Thanks to Facebook’s Alex for sharing Jeet Heer’s article in The New Republic looking at the consequences of Donald Trump winning the Republican Party nomination. His conclusion, that the precedent of Goldwater’s 1964 nomination suggests the Republican Party will be permanently altered, is frightening to me.
Barry Goldwater’s nomination tore the party in half because he was the avatar of a wider conservative insurgency that displaced the moderate Republicanism of President Eisenhower’s crowd. For the moderates, Goldwater was a frightening figure not only because he adopted extreme positions (opposition to the Civil Rights Act, an unwillingness to disavow the conspiracy-obsessed John Birch Society), but also for his habit of making reckless remarks, like suggesting the Pentagon “lob one into the men’s room at the Kremlin.”
Before Goldwater got the nomination, GOP notables and his rivals had attacked him in the fiercest possible terms. Richard Nixon, who was in between presidential runs that year, described Goldwater’s opposition to civil rights as a “tragedy.” New York Governor Nelson Rockefeller, who was a candidate, said, “Barry Goldwater’s positions can spell disaster for the party and the country.” Pennsylvania Governor William Scranton, another presidential hopeful, called Goldwaterism a “crazy quilt collection of absurd and dangerous propositions.”

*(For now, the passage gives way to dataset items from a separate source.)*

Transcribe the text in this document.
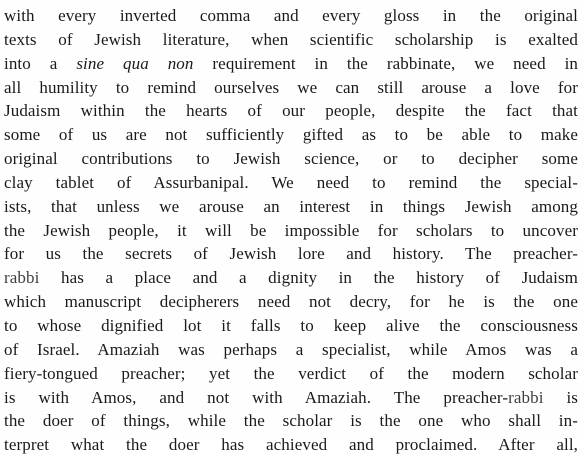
with every inverted comma and every gloss in the original
texts of Jewish literature, when scientific scholarship is exalted
into a sine qua non requirement in the rabbinate, we need in
all humility to remind ourselves we can still arouse a love for
Judaism within the hearts of our people, despite the fact that
some of us are not sufficiently gifted as to be able to make
original contributions to Jewish science, or to decipher some
clay tablet of Assurbanipal. We need to remind the special-
ists, that unless we arouse an interest in things Jewish among
the Jewish people, it will be impossible for scholars to uncover
for us the secrets of Jewish lore and history. The preacher-
rabbi has a place and a dignity in the history of Judaism
which manuscript decipherers need not decry, for he is the one
to whose dignified lot it falls to keep alive the consciousness
of Israel. Amaziah was perhaps a specialist, while Amos was a
fiery-tongued preacher; yet the verdict of the modern scholar
is with Amos, and not with Amaziah. The preacher-rabbi is
the doer of things, while the scholar is the one who shall in-
terpret what the doer has achieved and proclaimed. After all,
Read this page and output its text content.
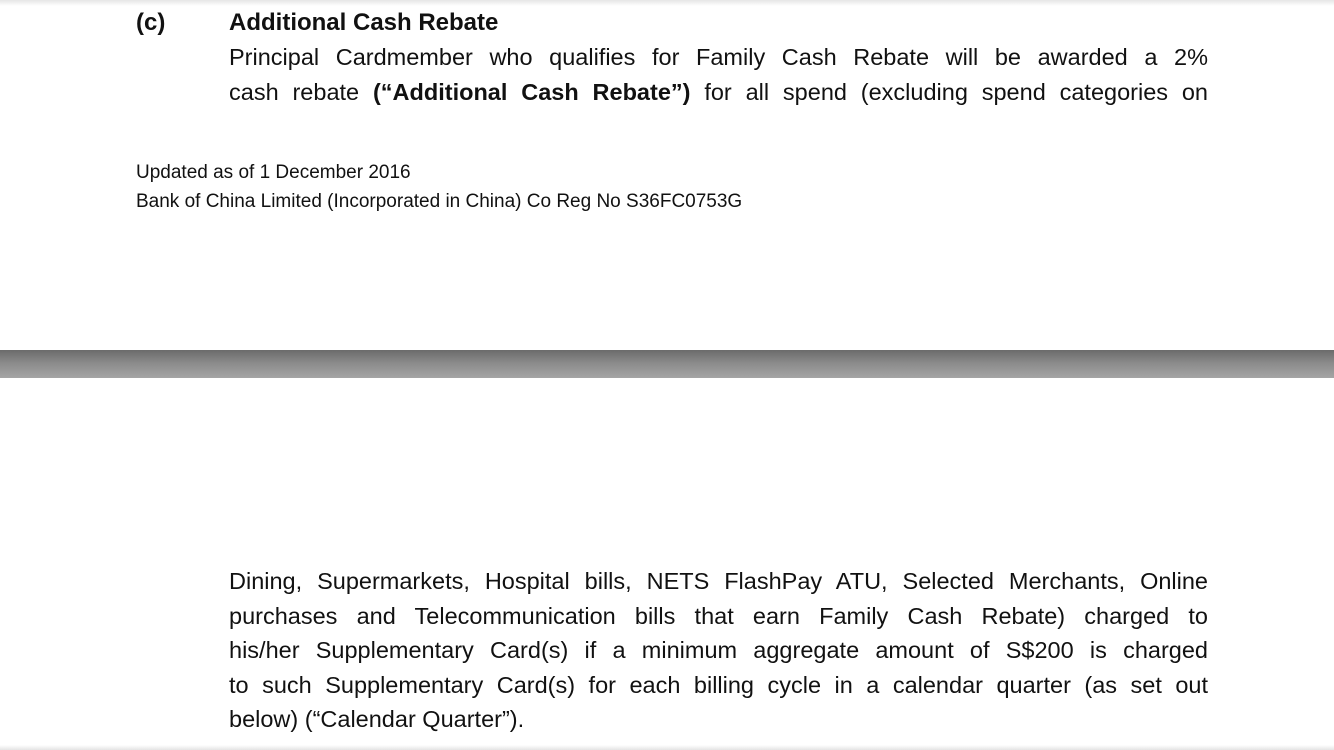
(c)	Additional Cash Rebate
Principal Cardmember who qualifies for Family Cash Rebate will be awarded a 2%
cash rebate (“Additional Cash Rebate”) for all spend (excluding spend categories on
Updated as of 1 December 2016
Bank of China Limited (Incorporated in China) Co Reg No S36FC0753G
Dining, Supermarkets, Hospital bills, NETS FlashPay ATU, Selected Merchants, Online
purchases and Telecommunication bills that earn Family Cash Rebate) charged to
his/her Supplementary Card(s) if a minimum aggregate amount of S$200 is charged
to such Supplementary Card(s) for each billing cycle in a calendar quarter (as set out
below) (“Calendar Quarter”).
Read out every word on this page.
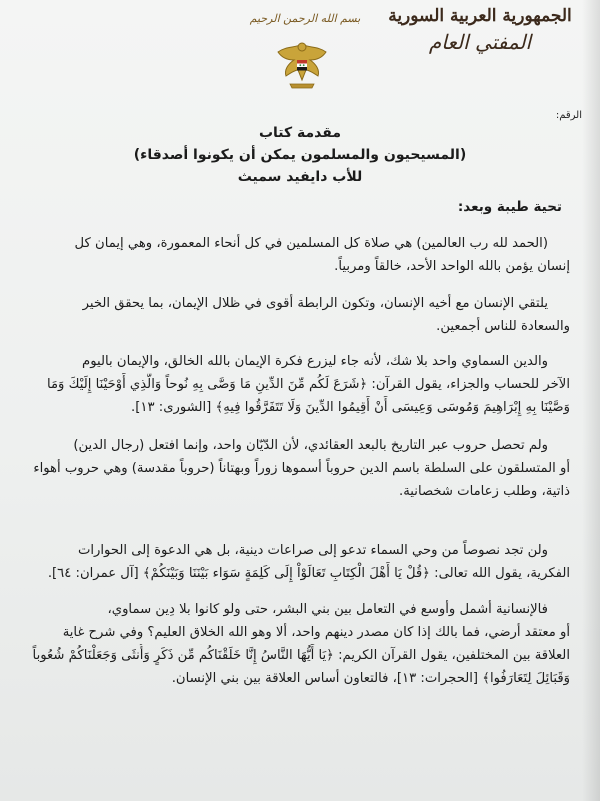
الجمهورية العربية السورية
المفتي العام
بسم الله الرحمن الرحيم
الرقم:
مقدمة كتاب
(المسيحيون والمسلمون يمكن أن يكونوا أصدقاء)
للأب دايفيد سميث
تحية طيبة وبعد:
(الحمد لله رب العالمين) هي صلاة كل المسلمين في كل أنحاء المعمورة، وهي إيمان كل
إنسان يؤمن بالله الواحد الأحد، خالقاً ومربياً.
يلتقي الإنسان مع أخيه الإنسان، وتكون الرابطة أقوى في ظلال الإيمان، بما يحقق الخير
والسعادة للناس أجمعين.
والدين السماوي واحد بلا شك، لأنه جاء ليزرع فكرة الإيمان بالله الخالق، والإيمان باليوم
الآخر للحساب والجزاء، يقول القرآن: ﴿شَرَعَ لَكُم مِّنَ الدِّينِ مَا وَصَّى بِهِ نُوحاً وَالَّذِي أَوْحَيْنَا إِلَيْكَ وَمَا
وَصَّيْنَا بِهِ إِبْرَاهِيمَ وَمُوسَى وَعِيسَى أَنْ أَقِيمُوا الدِّينَ وَلَا تَتَفَرَّقُوا فِيهِ﴾ [الشورى: ١٣].
ولم تحصل حروب عبر التاريخ بالبعد العقائدي، لأن الدّيّان واحد، وإنما افتعل (رجال الدين)
أو المتسلقون على السلطة باسم الدين حروباً أسموها زوراً وبهتاناً (حروباً مقدسة) وهي حروب أهواء
ذاتية، وطلب زعامات شخصانية.
ولن تجد نصوصاً من وحي السماء تدعو إلى صراعات دينية، بل هي الدعوة إلى الحوارات
الفكرية، يقول الله تعالى: ﴿قُلْ يَا أَهْلَ الْكِتَابِ تَعَالَوْاْ إِلَى كَلِمَةٍ سَوَاء بَيْنَنَا وَبَيْنَكُمْ﴾ [آل عمران: ٦٤].
فالإنسانية أشمل وأوسع في التعامل بين بني البشر، حتى ولو كانوا بلا دِين سماوي،
أو معتقد أرضي، فما بالك إذا كان مصدر دينهم واحد، ألا وهو الله الخلاق العليم؟ وفي شرح غاية
العلاقة بين المختلفين، يقول القرآن الكريم: ﴿يَا أَيُّهَا النَّاسُ إِنَّا خَلَقْنَاكُم مِّن ذَكَرٍ وَأُنثَى وَجَعَلْنَاكُمْ شُعُوباً
وَقَبَائِلَ لِتَعَارَفُوا﴾ [الحجرات: ١٣]، فالتعاون أساس العلاقة بين بني الإنسان.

The hostilities played out on national television during the convention in which Goldwater was selected in San Francisco. Rockefeller and Scranton tried to exert a moderating influence on the platform, only to be met with heckling and catcalls. Eisenhower said the ruckus of the convention was “unpardonable—and a complete negation of the spirit of democracy. I was bitterly ashamed.” The former president also said that during the convention his young niece had been “molested” by Goldwater-supporting hooligans. The disarray of that convention anticipated some of the rowdiness of Trump events, as in the recent roughing up of a black protester in Birmingham, Alabama, which Trump himself egged on and justified.
Goldwater’s campaign had a profound impact on the racial composition of the Republican coalition. As historian Geoffrey Kabaservice notes in his 2012 book Rule and Ruin: The Downfall of Moderation and the Destruction of the Republican Party, “Many progressives and moderate Republicans did not want to participate in the Goldwater campaign in any way, shape, or form. The party’s African-American supporters were a special case in point. … African-Americans comprised only one percent of delegates and alternatives at the convention, a record low. Even so, there were some ugly incidents when Southern whites baited the blacks with insults and racial epithets and, in one case, deliberately burned a black delegate’s suit jacket with cigarettes.” Baseball star Jackie Robinson, then the most famous black Republican, said, “I now believe I know how it felt to be a Jew in Hitler’s Germany.”
[. . .]
Goldwater’s hard-right stance on civil rights alienated African American voters from the Republican Party in an enduring way. In 1956, 39 percent of the African American vote went to the Republicans, in 1960 it was 32 percent, and in 1964 it plummeted to 6 percent. Since Goldwater, the Republican presidential candidate has never gotten more than 15 percent of the black vote, and usually far less. A Trump nomination could have a similar effect by alienating Latinos, and perhaps all non-whites, thereby making the Republican Party even more monochromatic going forward than it already is.